Perhaps I may as well
admit it; I believe that I was one of those inquisitive children who always
ask, “Why?” And I didn’t want to hear the obvious, I wanted the DETAILS!
As early as just having learned to write, I would sit at my
Grandmother’s dining room table; the lace tablecloth had been neatly folded and
carefully tucked into the bottom drawer of the buffet, leaving the polished
wood of the table peaking through the piles of papers and black genealogy
books. Grandma would hand me a blank pedigree chart and a completed one and
have me transpose the names from the full one to the empty page. I never asked
the purpose of this assignment but felt it was important. I was always
intrigued by the names and the old dates. Dates that completed the questions: B
for birth, M for married, D for death. I felt a strange pang of sadness as with
a few scribbles of my pencil I was able to sum up a person’s life in those few
dates; life’s Beginning, Middle and End and then on to the next name.
“WHO was this person?” I’d ask. Grandma always knew their
story and was willing to take the time to tell me, I would often say, “But
Why?” And invariably she would know the answer. I fell in love with those
people. Those grandmas and grandpas with all of the “greats” attached. Also
being a child with an overactive imagination…it was easy to put myself right
with them in their exciting lives filled with adventure, hard work, love for
the Gospel and each other.
Perhaps that is the reason that many years later I was able
to fulfill my lifelong need to walk where they walked and see what they saw. I
wanted to stroll through the English villages and I wanted to look up at the
Swiss Alps; I wanted to buy a coo-coo clock in the Black Forest of Germany and
I wanted to eat frikadeller & rødkål in Copenhagen and see if I could
actually locate the very spot in the Danish picture hanging in Grandpa’s home.
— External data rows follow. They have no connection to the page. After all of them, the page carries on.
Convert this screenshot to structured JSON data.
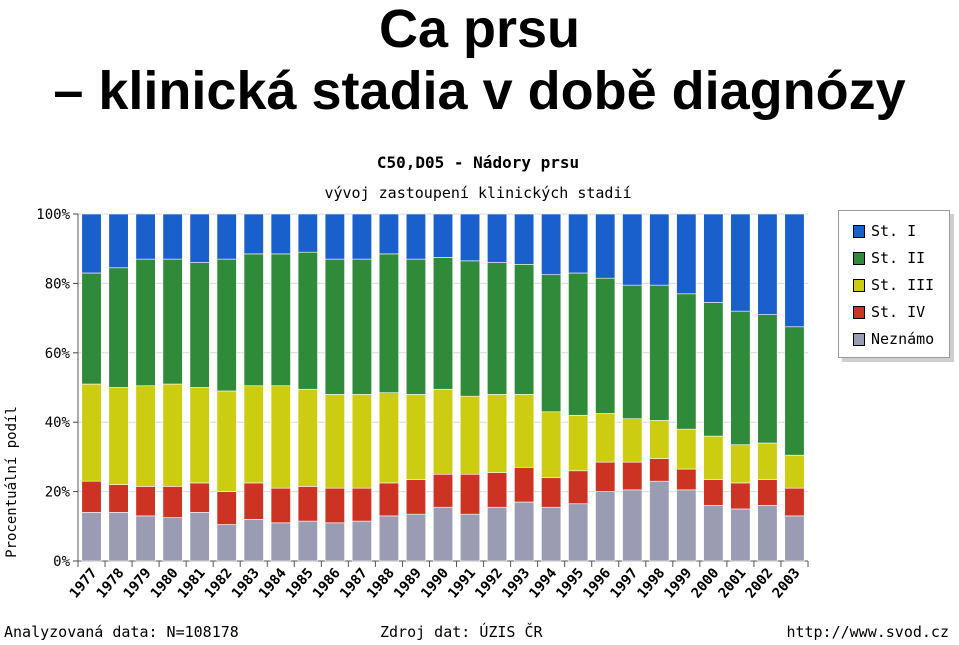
{
  "slide": {
    "title_line1": "Ca prsu",
    "title_line2": "– klinická stadia v době diagnózy"
  },
  "footer": {
    "left": "Analyzovaná data: N=108178",
    "middle": "Zdroj dat: ÚZIS ČR",
    "right": "http://www.svod.cz"
  },
  "chart_data": {
    "type": "bar",
    "stacked": true,
    "title": "C50,D05 - Nádory prsu",
    "subtitle": "vývoj zastoupení klinických stadií",
    "xlabel": "",
    "ylabel": "Procentuální podíl",
    "ylim": [
      0,
      100
    ],
    "yticks": [
      "0%",
      "20%",
      "40%",
      "60%",
      "80%",
      "100%"
    ],
    "grid": true,
    "legend_position": "right",
    "categories": [
      "1977",
      "1978",
      "1979",
      "1980",
      "1981",
      "1982",
      "1983",
      "1984",
      "1985",
      "1986",
      "1987",
      "1988",
      "1989",
      "1990",
      "1991",
      "1992",
      "1993",
      "1994",
      "1995",
      "1996",
      "1997",
      "1998",
      "1999",
      "2000",
      "2001",
      "2002",
      "2003"
    ],
    "series": [
      {
        "name": "Neznámo",
        "color": "#9b9cb4",
        "values": [
          14,
          14,
          13,
          12.5,
          14,
          10.5,
          12,
          11,
          11.5,
          11,
          11.5,
          13,
          13.5,
          15.5,
          13.5,
          15.5,
          17,
          15.5,
          16.5,
          20,
          20.5,
          23,
          20.5,
          16,
          15,
          16,
          13
        ]
      },
      {
        "name": "St. IV",
        "color": "#cc3322",
        "values": [
          9,
          8,
          8.5,
          9,
          8.5,
          9.5,
          10.5,
          10,
          10,
          10,
          9.5,
          9.5,
          10,
          9.5,
          11.5,
          10,
          10,
          8.5,
          9.5,
          8.5,
          8,
          6.5,
          6,
          7.5,
          7.5,
          7.5,
          8
        ]
      },
      {
        "name": "St. III",
        "color": "#cccc11",
        "values": [
          28,
          28,
          29,
          29.5,
          27.5,
          29,
          28,
          29.5,
          28,
          27,
          27,
          26,
          24.5,
          24.5,
          22.5,
          22.5,
          21,
          19,
          16,
          14,
          12.5,
          11,
          11.5,
          12.5,
          11,
          10.5,
          9.5
        ]
      },
      {
        "name": "St. II",
        "color": "#2f8a3a",
        "values": [
          32,
          34.5,
          36.5,
          36,
          36,
          38,
          38,
          38,
          39.5,
          39,
          39,
          40,
          39,
          38,
          39,
          38,
          37.5,
          39.5,
          41,
          39,
          38.5,
          39,
          39,
          38.5,
          38.5,
          37,
          37
        ]
      },
      {
        "name": "St. I",
        "color": "#1a60cc",
        "values": [
          17,
          15.5,
          13,
          13,
          14,
          13,
          11.5,
          11.5,
          11,
          13,
          13,
          11.5,
          13,
          12.5,
          13.5,
          14,
          14.5,
          17.5,
          17,
          18.5,
          20.5,
          20.5,
          23,
          25.5,
          28,
          29,
          32.5
        ]
      }
    ]
  },
  "legend_order": [
    "St. I",
    "St. II",
    "St. III",
    "St. IV",
    "Neznámo"
  ]
}
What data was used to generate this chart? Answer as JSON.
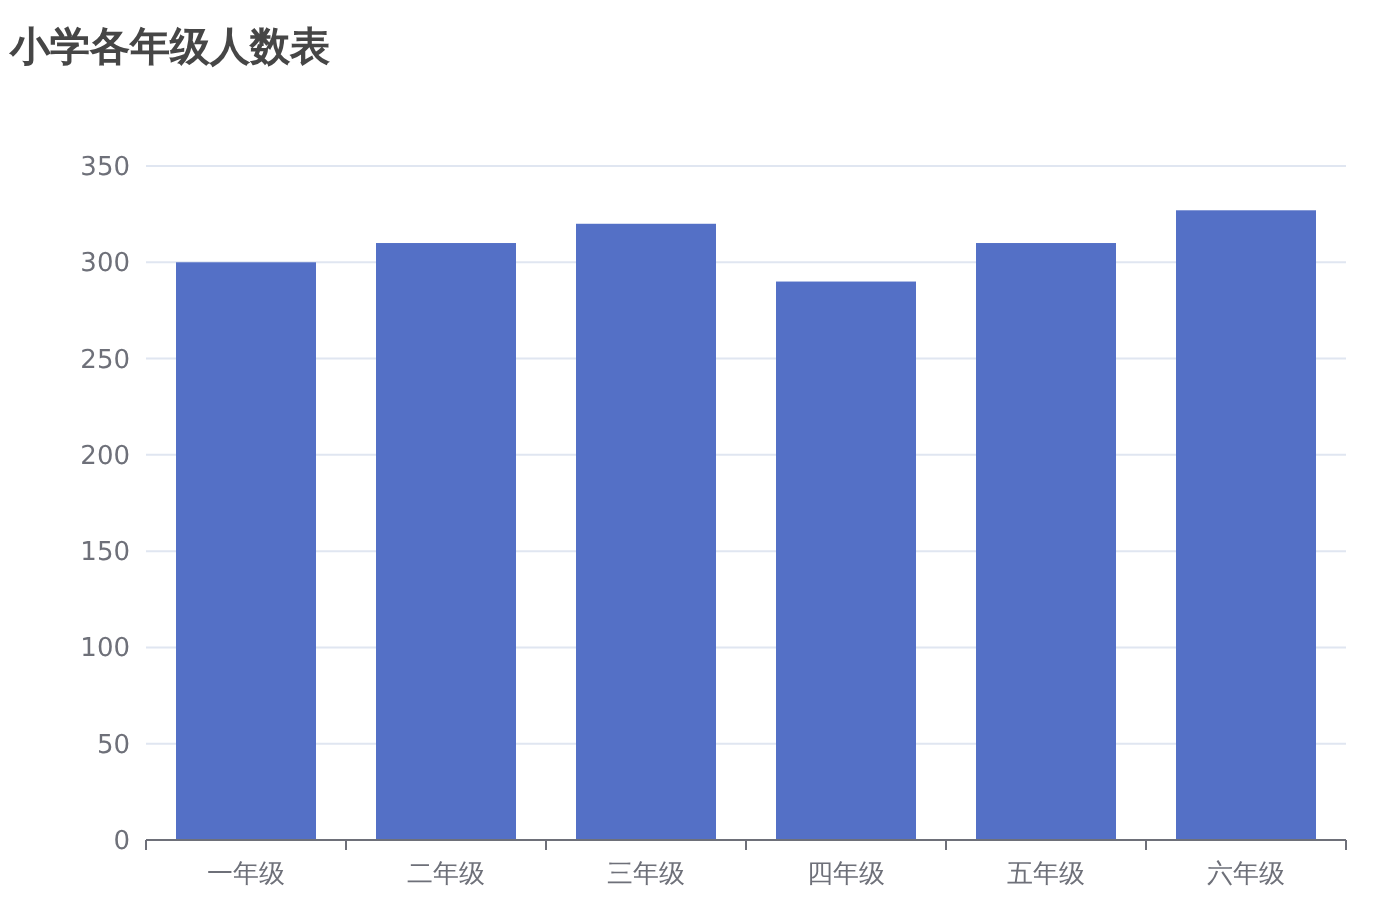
{
  "chart_data": {
    "type": "bar",
    "title": "小学各年级人数表",
    "categories": [
      "一年级",
      "二年级",
      "三年级",
      "四年级",
      "五年级",
      "六年级"
    ],
    "values": [
      300,
      310,
      320,
      290,
      310,
      327
    ],
    "color": "#5470c6",
    "ylim": [
      0,
      350
    ],
    "yticks": [
      0,
      50,
      100,
      150,
      200,
      250,
      300,
      350
    ],
    "grid": "y"
  }
}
That’s why I found myself one summer many years later perched on a
chair outside Det Gamle Thehus at the foot of an ancient windmill in the tiny
hamlet of Viby Denmark eating a Polar Is with a small pink spoon. My Danish
genealogist friend, Jytte, waved her own spoon at the surrounding area pointing
out the rooftops and lanes that my great-greats knew so well in their lives.
“The large house you can see down the road was an uncle’s of yours over 250 years
ago”, she said.
I was well aware that these homes were not tourist sites, but
where people are still born, get married and die. Those same three vital dates
- but oh so much more real to me now that I could walk on the same roads, smell
the straw on the roofs, feel the sunshine that lasts way into the night and
marvel at the blue sky and fields lined with red poppies, white daisies and
blue cornflowers. The same fields where so many of my family sowed, cultivated
and gathered wheat to feed their families.
Jytte explained the dynamics of the
Danish family. The families were close, the Grandparents were honored and were
given the responsibility of caring for the little grandchildren and teaching
them to plant the household gardens, care for the smaller animals; create
handiwork and to read and understand the scriptures. Each generation devoted to
and loving the next. I could feel their love for me…another granddaughter only
separated by time.
But even more important than seeing where they lived, discovering the personal life stories of our ancestors and getting to really know them with their trials, their hardships and challenges are what gives us our identity and our courage and our desire to make something of our own lives.
The lives of great men all remind us we can make our lives sublime and departing leave behind us footprints on the sands of time. - Thoreau
Truly the ancestors for which I feel the closest connection are those who wrote their autobiographies, sharing not only their experiences but their emotions and their faith and the things they learned in life. Things I try to pass on to my own sons and their children.
"I saw behind me those who had gone, and before me those who are to come. I looked back and saw my father, and his father, and all our fathers, and in front to see my son, and his son, and the sons upon sons beyond. And their eyes were my eyes." - Richard Llewellyn
So write, record your story for those who come. Keep adding to your story as events unfold in your own life and also, as you discover stories of your ancestors....pass them down to the next generation as they will never really know who they are until they know from whence they came!
WRITING ASSIGNMENT #24 - ANCESTORS
Chances are, throughout your life you have been inspired by stories of your ancestors.
Retell some of your favorite ones here.
Remember to give the full name, birth date and birth location of the ancestor and exactly how you are related.
It would be good to include a pedigree chart here (and any photos you may have of them) with your writing.
Have fun. Be inspired, share the inspiration.